Devant ses images panoramiques en noir et blanc, on croit avoir affaire à un pionnier de la photo, un ami d'Eugene Atget. Mais Geoffrey James est bien un artiste contemporain. La rétrospective organisée par le Musée des beaux-arts du Canada en 2008 est de passage au Musée d'art de Joliette jusqu'en janvier. Une occasion unique de faire connaissance avec l'un des artistes de la photo les plus en vue sur la scène internationale. Ou de le redécouvrir.

Pourquoi les photographies de Geoffrey James, souvent deux à trois fois plus larges que hautes, sont-elles si précises jusque dans leurs moindres détails? Comment expliquer leur effet d'envoûtement sur le visiteur?

Qu'il s'agisse des merveilleux jardins d'Italie ou des tristes mines d'amiante de Thetford, au Québec, Geoffrey James étudie son sujet à fond - il «marche» les lieux, s'intéresse à leur histoire et à celle des communautés qui y vivent - avant de choisir l'endroit d'où il prendra ses photos. Il lui faut déterminer le moment de la journée où la lumière sera la plus intéressante pour le résultat qu'il veut obtenir. Puis il prendra ses photos avec un appareil bien spécial, un Kodak Panoram à objectif pivotant qui imprime lentement l'image sur une pellicule courbée et demande beaucoup de patience, comme les premiers appareils photo. Les épreuves des photos en noir et blanc sont développées à la gélatine argentique. Nous ne sommes pas devant des photos documentaires, mais devant une réflexion pour ainsi dire philosophique.

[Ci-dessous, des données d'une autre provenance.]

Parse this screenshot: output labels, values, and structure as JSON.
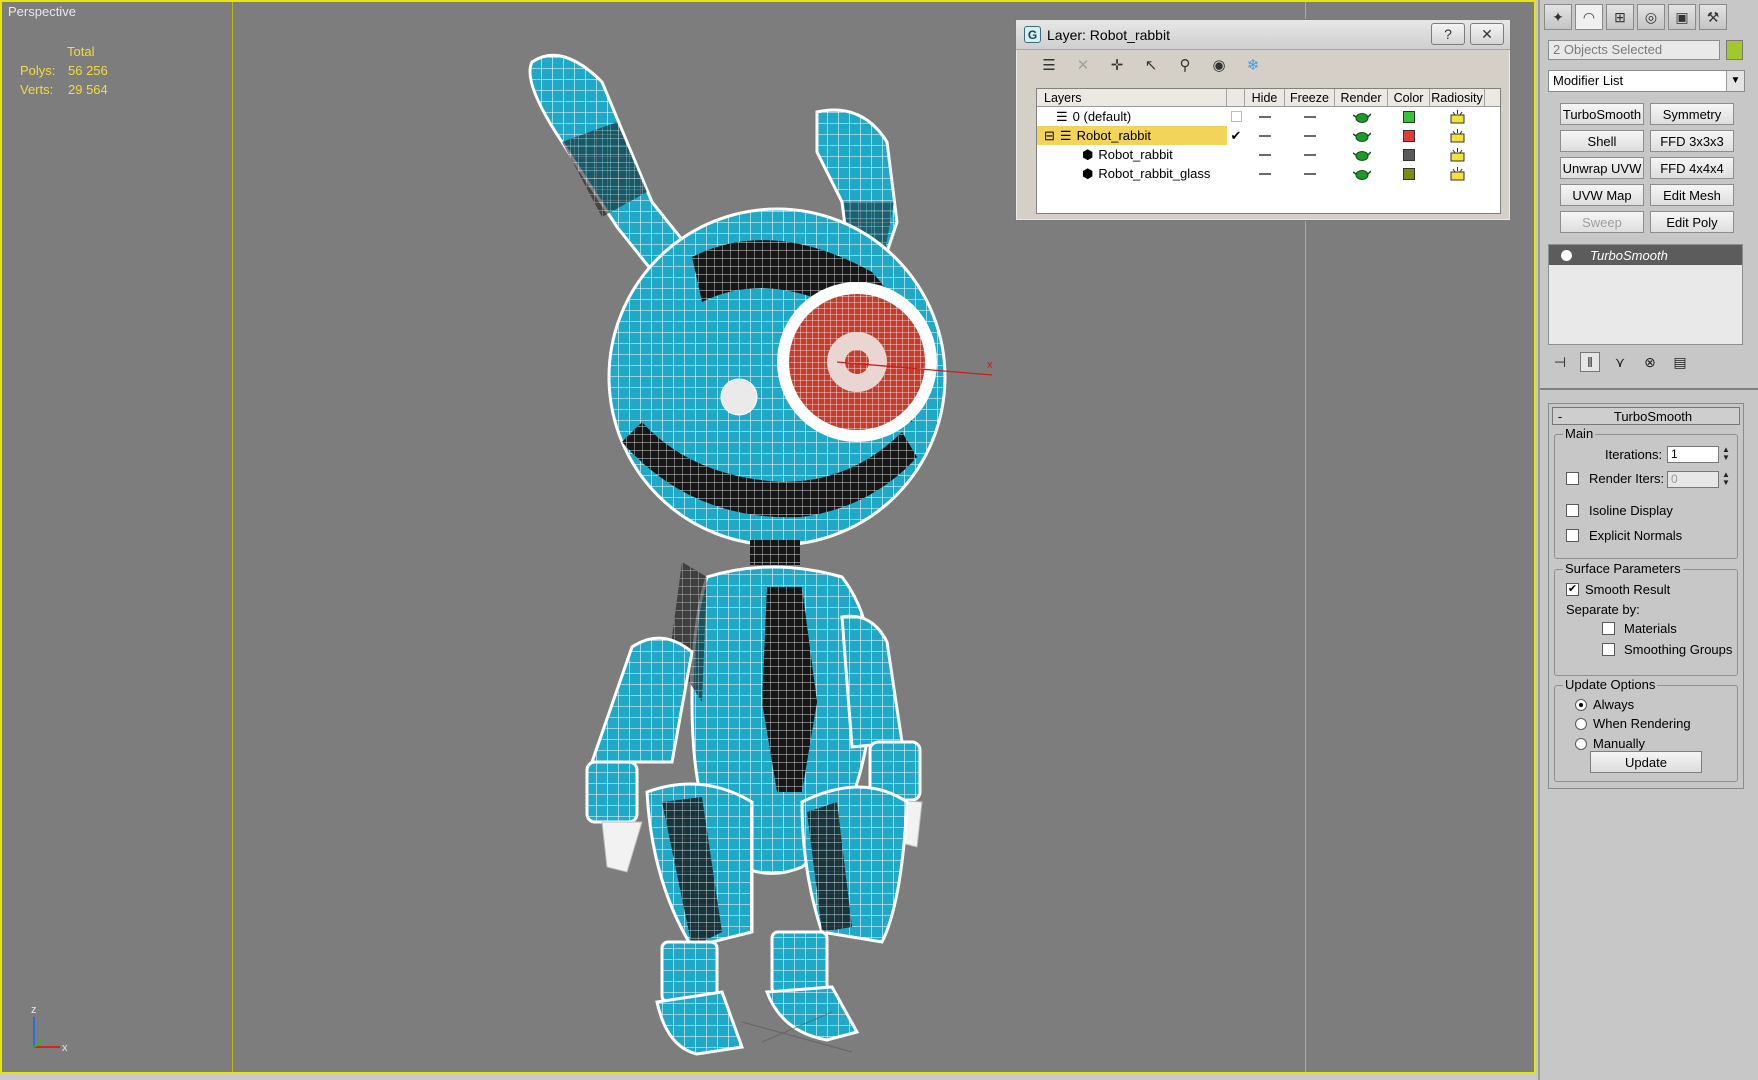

Utopie/Dystopie - c'est le titre de l'exposition - regroupe une centaine d'oeuvres représentant trente années de travail. Utopie pour les paysages de jardins anciens, ou les photos d'arbres isolés qui semblent avoir, chacun, une personnalité originale; dystopie pour les paysages ravagés par le développement urbain et autres initiatives d'exploitation plus ou moins réfléchies. Entre les deux, des monuments, édifices ou paysages anciens balafrés par l'intrusion de la modernité, sous forme de stationnement dans les aménagements paysagers de l'architecte Olmsted, par exemple, ou de publicité sur un pilier du Pont-Neuf, à Paris.

La grande majorité des photos exposées sont en noir et blanc, mais à la fin du parcours, la couleur fait soudainement son apparition pour un ensemble concernant la création de nouveaux quartiers dans le grand Toronto, «le sujet étant fondamentalement vulgaire...», il convient mieux à la couleur, est-il écrit sur une affichette.

Chaque photo est ainsi accompagnée de son histoire. Rappelons que Geoffrey James, né en 1942 au pays de Galles, journaliste de Montréal dans une vie antérieure, a surtout fait des photographies destinées à ses propres publications, des livres d'art d'une grande beauté. Il est tout autant diplômé en art qu'en histoire.

Il y a dans l'exposition une séquence de photos très révélatrices d'une situation historique qui pourrait s'amplifier dans les années à venir. Il s'agit de la Clôture fuyante, celle qui divise San Diego, aux États-Unis, de Tijuana au Mexique, sur 23 kilomètres de distance. Les matériaux utilisés pour construire cette frontière sont des matériaux pauvres: tôles usagées, broche à foin, planches de contreplaqué... L'artiste se dit frappé par cette «formidable incongruité... construite par l'unique superpuissance au monde.»

«En tant qu'obstacle, écrit-il, cette clôture est tout à fait inutile. J'ai vu des enfants grimper par dessus ou passer à travers pour aller chercher leur ballon de football. Cet endroit est tellement transparent - on comprend bien toutes les forces économiques qui sont à l'oeuvre ici...» C'est à ce genre de réflexion qu'il faut vous attendre en visitant cette exposition d'envergure consacrée à Geoffrey James.

Geoffrey James, Utopie/Dystopie, jusqu'au 2 janvier au Musée d'art de Joliette (145, rue du Père-Wilfrid-Corbeil). Ouvert du mardi au dimanche de 12h à 17h. Entrée: 10$ (adultes).